Oysa, Anglosakson sisteminde, daha okul sıralarından çocukları seçmeye seçilmeye, topluluk karşısında konuşmaya, toplumsal sorumluluk almaya teşvik ediyorlardı.
Gerçi bizde de, egemen yaşlıların çabalarına rağmen gençlik, toplumsal sorumluluk almaya çalışıyor ve siyaset ile uğraşıyordu ama bedelini de çok ağır, kimi zaman canıyla ödüyordu.
Oysa bunun tam tersinin olması gerekliydi, çünkü demokrasiler toplumsal sorumluluk bilincine sahip bireylere ihtiyaç duyarlardı.
Nitekim demokrasilerde öyle de oluyordu. Gençler aşırılıklarıyla, tepkileriyle, politik yollarını çiziyorlar, sonra da zaman içinde yerleşik kurumların içinde yer alıyorlardı.
Demokratik sistemler işin özünü kavramışlardı:
Bugünün başkaldıran gençleri yarının yönetici kadroları olacaklardı.
Fransa’daki büyük 1968 olaylarının lider kadrosu, hangi kanattan olurlarsa olsunlar, gelecek kuşağın politikacı ve yöneticilerini yetiştirmişlerdi.
Bizde ise aynı kuşağın çocuklarının bir kısmı asılmış, bir kısmı hapse atılmış, bir kısmı toplum dışı bırakılarak tasfiye edilmişlerdi.
Siyasete bulaşan çocukların ezildiği, gösteri yapanın bastırıldığı, düşünce açıklayanın sindirildiği, mitinge katılanın hapse atıldığı, kitapların suç delili sayıldığı bir dönemden sonra, depolitize olmuş bir topluma ulaşmıştık.
Kuşkusuz, yatağını bulamamış, pozitif enerjiye dönüşememiş gençlik ateşi kadar hatta ondan da daha zararlıydı bu durum.

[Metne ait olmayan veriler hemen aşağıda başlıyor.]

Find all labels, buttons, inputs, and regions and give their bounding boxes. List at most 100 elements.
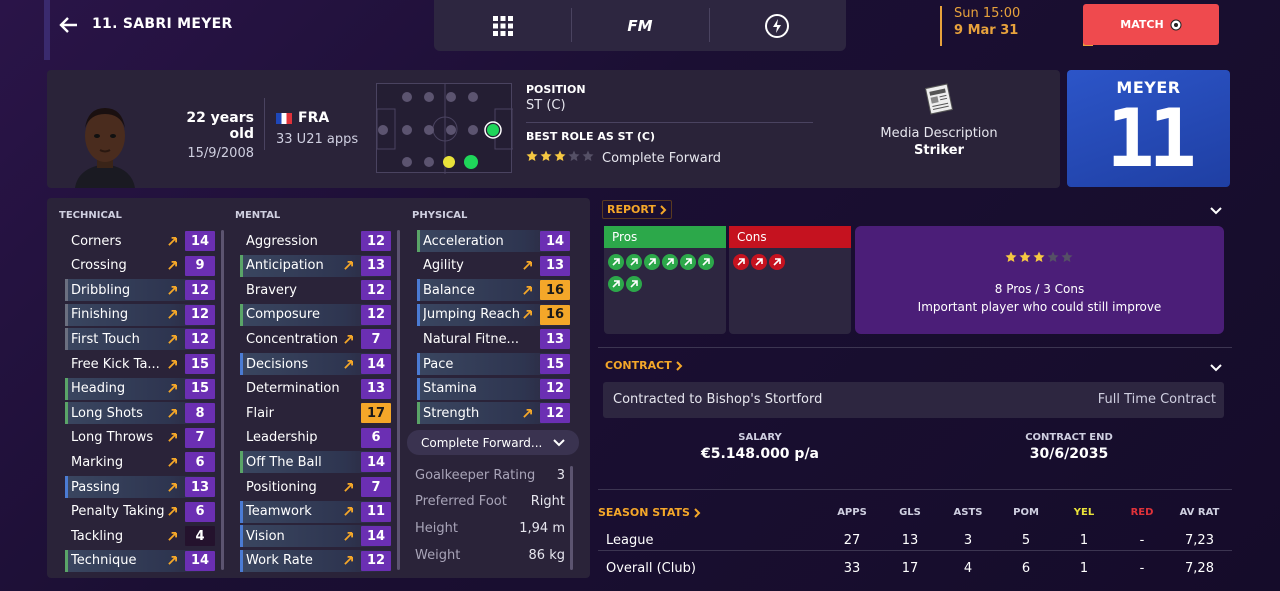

Taksim Gezi Parkı olayları böyle bir ortamda ortaya çıktı ve bize bazı şeyler gösterdi.
Her şeyden önce, gençler özgürlüklerine ve geleceklerine bigâne değildiler, sahip çıkıyorlardı.
Gösterilerini, şiddete yönelmeden barışçıl yöntemlerle, demokratik araçlarla ortaya koyabiliyorlardı.
Sürü değildirler, bireydiler ve bireyliklerini yitirmeden toplumsal kurtuluşun yolunu arıyorlardı.
Kendilerinden, kendi görüşlerinden başkasına da hak tanıyan gerçek demokratik bir hoşgörü içindeydiler. Her görüşe saygı gösterebiliyorlardı.
Mizahlarının keskinliği zekâlarının düzeyini gösteriyordu, kendilerini ifade için yeni yöntemler bulmakta usta, demokrasinin sınırları içinde kalmakta kararlıydılar.
İktidar polisiyle TOMA’sıyla, plastik mermisiyle, biber gazıyla bu gençliğin üstüne abandı, sindirmeye,0 yıldırmaya çalıştı. Gezi Parkı’nı boşalttı.
Oysa onlar orada bir süredir toplumsal umudun çiçeklerini açtırıyorlardı.
Oysa onlar toplumumuzun umutlarıydılar.